Stroh also uses one of my favourite tools – the iceberg metaphor. The iceberg shows the difference between symptoms and root causes using three levels of insight.

  1. Events – what we see most easily.
  2. Trends and patterns – what has been happening over time?
  3. System structure – the hidden part of the iceberg that shapes the trends and events.

iceberg metaphor modified

The iceberg metaphor

It is the system structure that holds the solution to chronic, complex problems. It is here that root causes lie in the ‘many circular, interdependent, and sometimes time-delayed relationships among its parts’. Stroh says there may be easily observable elements – e.g. policies – and less obvious factors, such as ‘perceptions and purposes’. He says that it is here that the attractors, which ‘shape and stabilise a system’s behaviour around a limited number of possible states’, can be found.

‘Attractors are the underlying drivers of both system equilibrium and its resistance to change’

This is the hard bit that always seems to be ignored when councils try to solve problems. It is the bit that requires real skills and experience. It is the bit that requires taking risks to understand and address the forces at work. It is the bit that takes time. Finding leaders with deep skills, who are prepared to take risks, and who will stick around long enough to see solutions implemented has become unusual. Unfortunately, it is hard to build a career around it.

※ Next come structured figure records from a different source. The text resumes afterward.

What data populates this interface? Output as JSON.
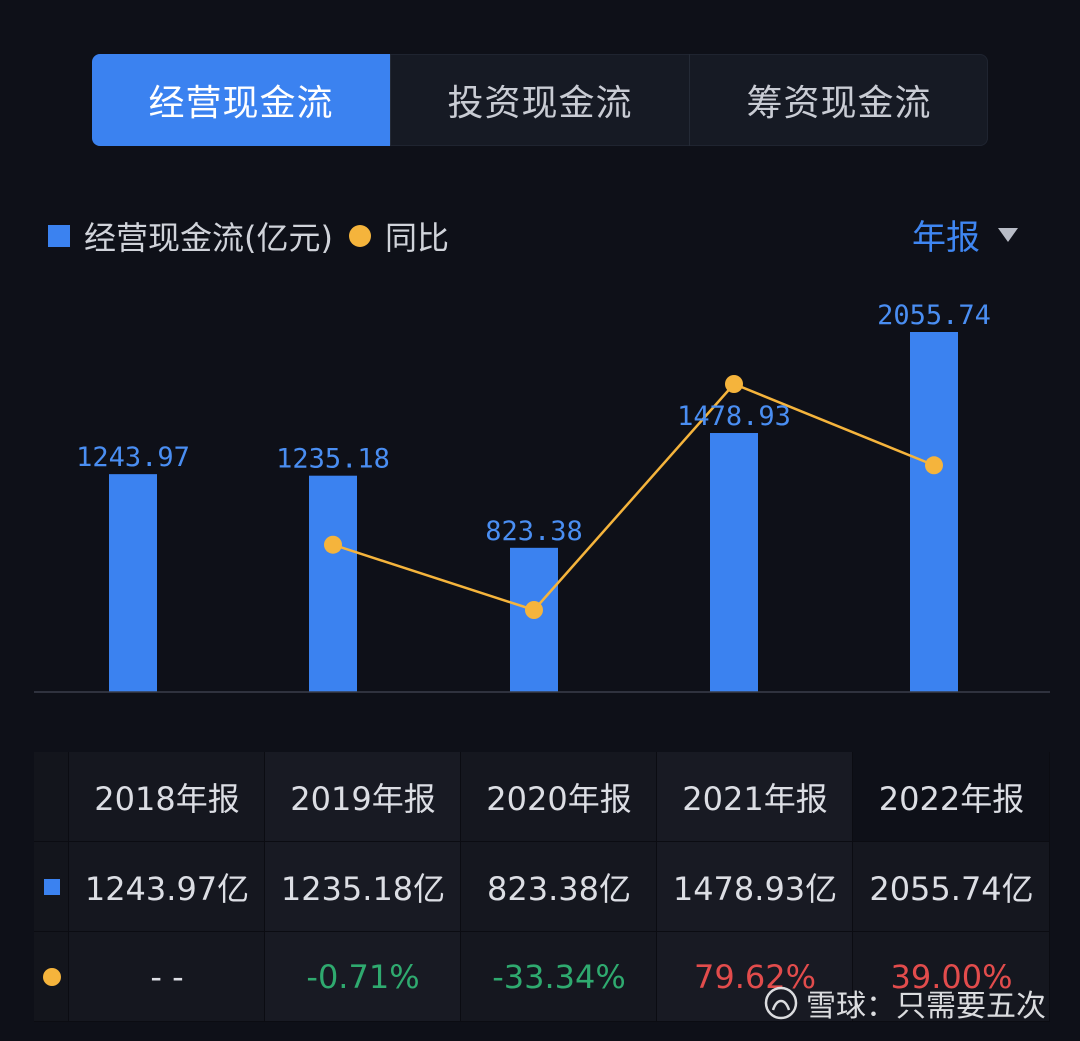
{
  "tabs": [
    {
      "label": "经营现金流",
      "active": true
    },
    {
      "label": "投资现金流",
      "active": false
    },
    {
      "label": "筹资现金流",
      "active": false
    }
  ],
  "legend": {
    "bar_label": "经营现金流(亿元)",
    "line_label": "同比"
  },
  "period_selector": {
    "label": "年报"
  },
  "chart_data": {
    "type": "bar",
    "categories": [
      "2018年报",
      "2019年报",
      "2020年报",
      "2021年报",
      "2022年报"
    ],
    "series": [
      {
        "name": "经营现金流(亿元)",
        "type": "bar",
        "values": [
          1243.97,
          1235.18,
          823.38,
          1478.93,
          2055.74
        ],
        "labels": [
          "1243.97",
          "1235.18",
          "823.38",
          "1478.93",
          "2055.74"
        ]
      },
      {
        "name": "同比",
        "type": "line",
        "values": [
          null,
          -0.71,
          -33.34,
          79.62,
          39.0
        ]
      }
    ],
    "colors": {
      "bar": "#3b82f0",
      "line": "#f5b43c"
    }
  },
  "table": {
    "headers": [
      "2018年报",
      "2019年报",
      "2020年报",
      "2021年报",
      "2022年报"
    ],
    "values_row": [
      "1243.97亿",
      "1235.18亿",
      "823.38亿",
      "1478.93亿",
      "2055.74亿"
    ],
    "yoy_row": [
      {
        "text": "- -",
        "sign": "none"
      },
      {
        "text": "-0.71%",
        "sign": "neg"
      },
      {
        "text": "-33.34%",
        "sign": "neg"
      },
      {
        "text": "79.62%",
        "sign": "pos"
      },
      {
        "text": "39.00%",
        "sign": "pos"
      }
    ]
  },
  "watermark": {
    "text": "雪球：只需要五次"
  },
  "colors": {
    "accent": "#3b82f0",
    "positive": "#e24c4c",
    "negative": "#2faa6f",
    "line": "#f5b43c"
  }
}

Stroh ‘deciphers the plots’ of systems stories to explain to the reader how systems work. He looks at the various ways that failure occurs. He then provides a ‘four-stage change process’ using creative tension, as described by Peter Senge in ‘The Fifth Discipline’. The energy for change comes from making explicit the difference between what people want (aspirations and goals) and what they are (the current reality).

The four stages are explained in detail by Stroh as a process where stakeholders:

  1. Build a foundation for change and affirm their readiness for change.
  2. Clarify current reality at all levels of the iceberg and accept their respective responsibilities for creating it.
  3. Make an explicit choice in favour of the aspiration they espouse.
  4. Begin to bridge the gap by focussing on high-leverage interventions, engaging additional stakeholders, and learning from experience.

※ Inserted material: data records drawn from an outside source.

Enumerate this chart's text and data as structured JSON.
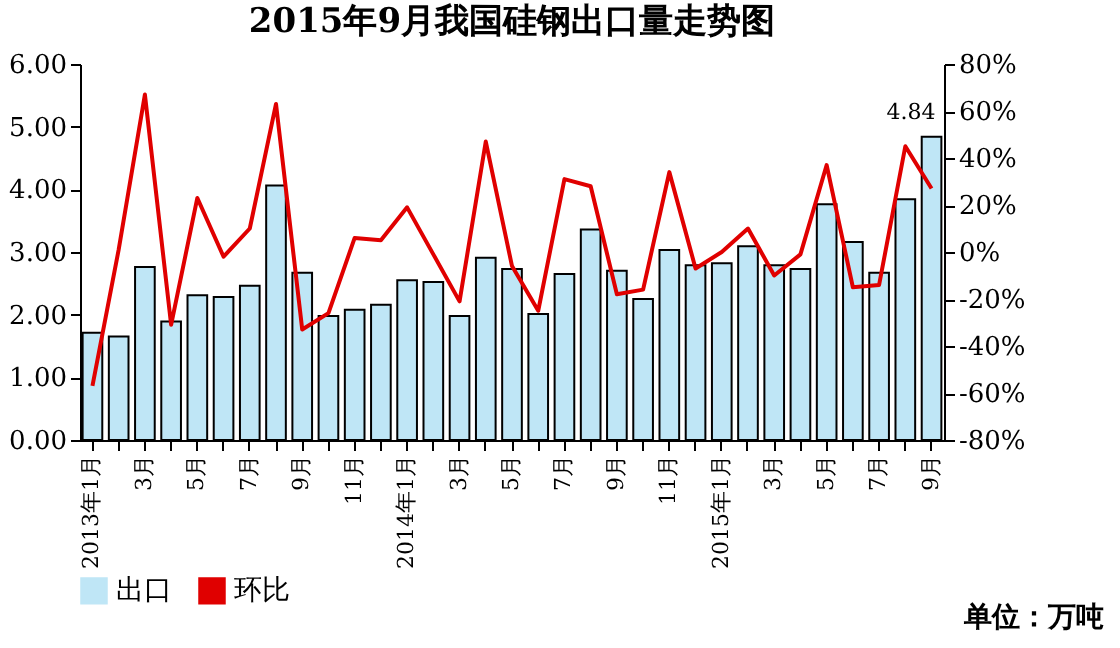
{
  "chart_data": {
    "type": "bar",
    "title": "2015年9月我国硅钢出口量走势图",
    "categories": [
      "2013年1月",
      null,
      "3月",
      null,
      "5月",
      null,
      "7月",
      null,
      "9月",
      null,
      "11月",
      null,
      "2014年1月",
      null,
      "3月",
      null,
      "5月",
      null,
      "7月",
      null,
      "9月",
      null,
      "11月",
      null,
      "2015年1月",
      null,
      "3月",
      null,
      "5月",
      null,
      "7月",
      null,
      "9月"
    ],
    "series": [
      {
        "name": "出口",
        "color": "#bfe6f6",
        "values": [
          1.71,
          1.65,
          2.76,
          1.89,
          2.31,
          2.28,
          2.46,
          4.06,
          2.67,
          1.98,
          2.08,
          2.16,
          2.55,
          2.52,
          1.98,
          2.91,
          2.73,
          2.01,
          2.65,
          3.36,
          2.7,
          2.25,
          3.03,
          2.79,
          2.82,
          3.09,
          2.79,
          2.73,
          3.76,
          3.16,
          2.67,
          3.84,
          4.84
        ],
        "value_labels": [
          null,
          null,
          null,
          null,
          null,
          null,
          null,
          null,
          null,
          null,
          null,
          null,
          null,
          null,
          null,
          null,
          null,
          null,
          null,
          null,
          null,
          null,
          null,
          null,
          null,
          null,
          null,
          null,
          null,
          null,
          null,
          null,
          "4.84"
        ]
      },
      {
        "name": "环比",
        "type": "line",
        "axis": "y2",
        "color": "#e00000",
        "values": [
          -57,
          1,
          67,
          -31,
          23,
          -2,
          10,
          63,
          -33,
          -26,
          6,
          5,
          19,
          -1,
          -21,
          47,
          -6,
          -25,
          31,
          28,
          -18,
          -16,
          34,
          -7,
          0,
          10,
          -10,
          -1,
          37,
          -15,
          -14,
          45,
          27
        ]
      }
    ],
    "ylim": [
      0,
      6
    ],
    "yticks": [
      {
        "value": 0,
        "label": "0.00"
      },
      {
        "value": 1,
        "label": "1.00"
      },
      {
        "value": 2,
        "label": "2.00"
      },
      {
        "value": 3,
        "label": "3.00"
      },
      {
        "value": 4,
        "label": "4.00"
      },
      {
        "value": 5,
        "label": "5.00"
      },
      {
        "value": 6,
        "label": "6.00"
      }
    ],
    "y2lim": [
      -80,
      80
    ],
    "y2ticks": [
      {
        "value": -80,
        "label": "-80%"
      },
      {
        "value": -60,
        "label": "-60%"
      },
      {
        "value": -40,
        "label": "-40%"
      },
      {
        "value": -20,
        "label": "-20%"
      },
      {
        "value": 0,
        "label": "0%"
      },
      {
        "value": 20,
        "label": "20%"
      },
      {
        "value": 40,
        "label": "40%"
      },
      {
        "value": 60,
        "label": "60%"
      },
      {
        "value": 80,
        "label": "80%"
      }
    ],
    "grid": false,
    "legend": "bottom",
    "marker": "none",
    "line_style": "solid",
    "annotations": [
      "单位：万吨"
    ]
  }
}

Stroh provides an explanation of each stage. The advice is detailed and filled with useful examples and case studies. At times it reads like a recipe book, with tasks identified and discussed in the order on deployment. Lots of tools are described.

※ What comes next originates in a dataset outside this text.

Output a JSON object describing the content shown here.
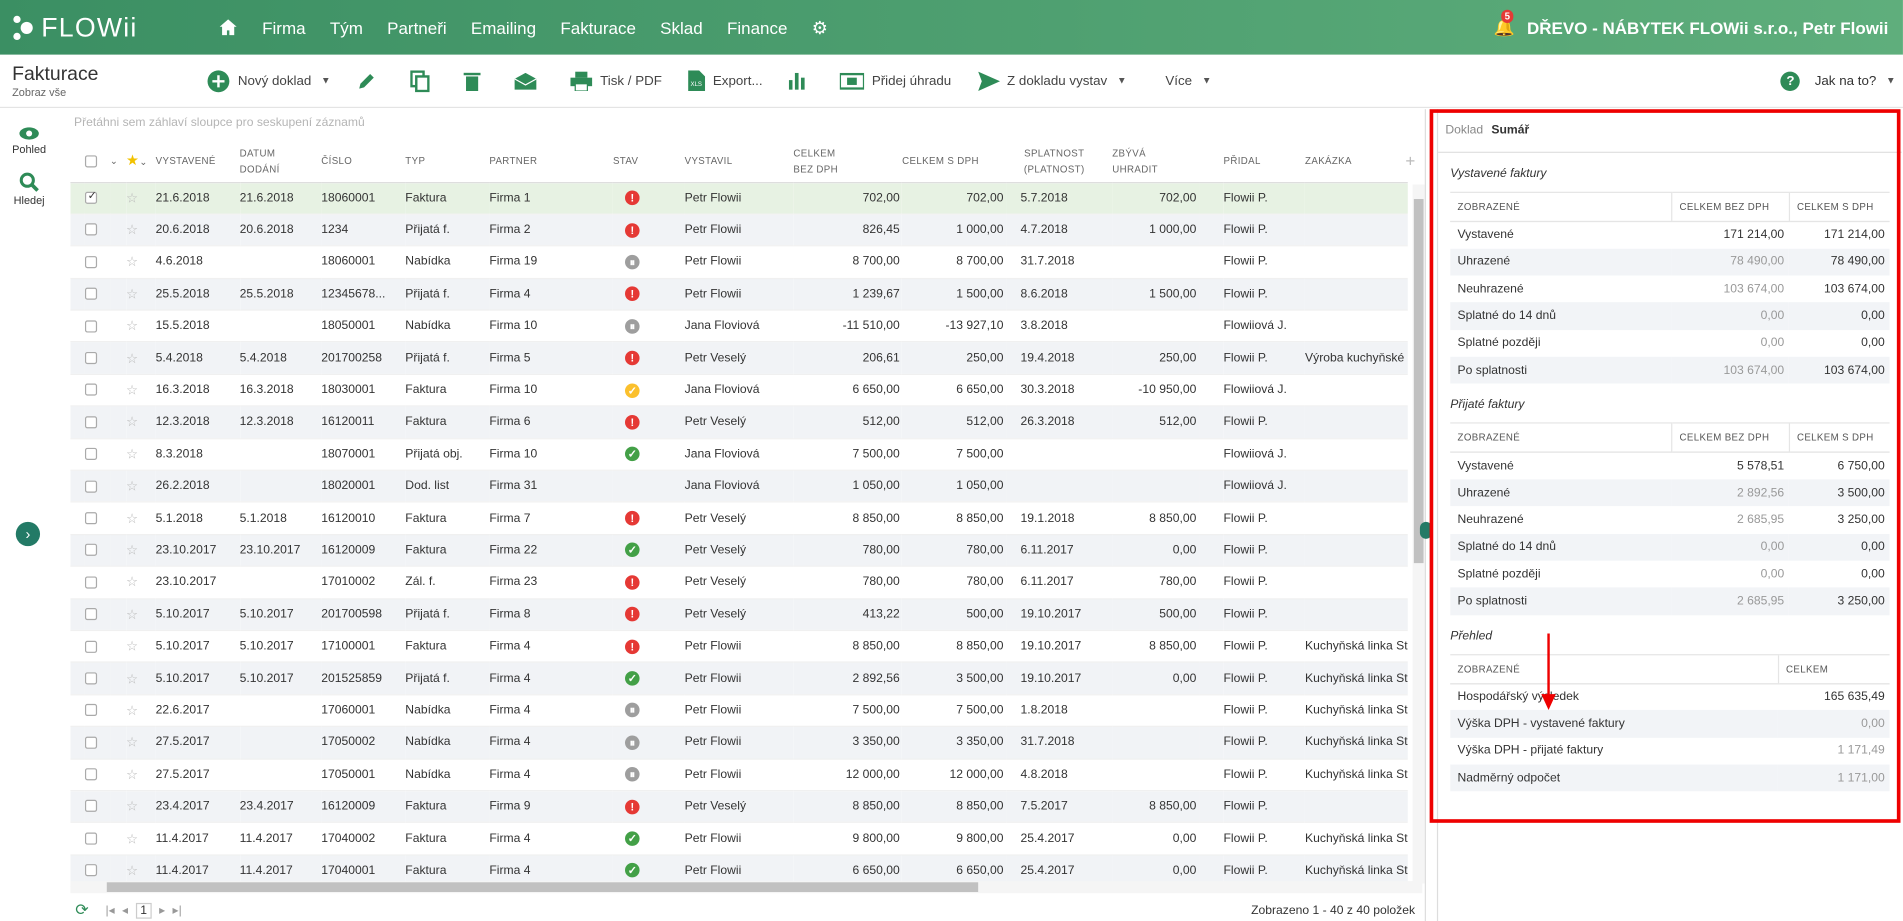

I was particularly interested in the section on ‘high-leverage interventions’. I like to think of these as the system thinkers’ equivalent of ‘low hanging fruit’. Whilst not so easy to reach, they are worth the effort. Stroh lists four key leverage points:

  1. Increase awareness of how the system currently functions.
  2. ‘Rewire’ critical cause-effect relationships.
  3. Shift mental models.
  4. Reinforce the chosen purpose by aligning goals, metrics, incentives, authority structures, and funding to support it.

Each is explained in detail. A part that I related to described three ‘rewiring options’ that I could see overcoming the local government focus on the here and now, short term success, and that fruit that is easy to reach. Stroh says that organisations should:

  • Reduce dependence on the quick fix.
  • Increase investment in the fundamental solution by creating a vision of an alternative future that compels this investment over the long term.
  • Where it is necessary to continue to use the quick fix while also working on the fundamental solution, design the fix in such a way that it builds towards this solution instead of undermining it.

If you have read this far and you are starting to realise that you are not naturally a systems thinker, Stroh finishes his book with a chapter on ‘becoming a systems thinker’. It is not too late.

‘Since we are a part of the system we seek to understand and influence, we need to cultivate a certain way of being and also learn new ways of doing things’

This book provides a practical approach to using systems thinking to solve the intractable problems that are present at every council.

Read it and have a go.

Stroh, David Peter, 2015. ‘Systems Thinking for Social Change’.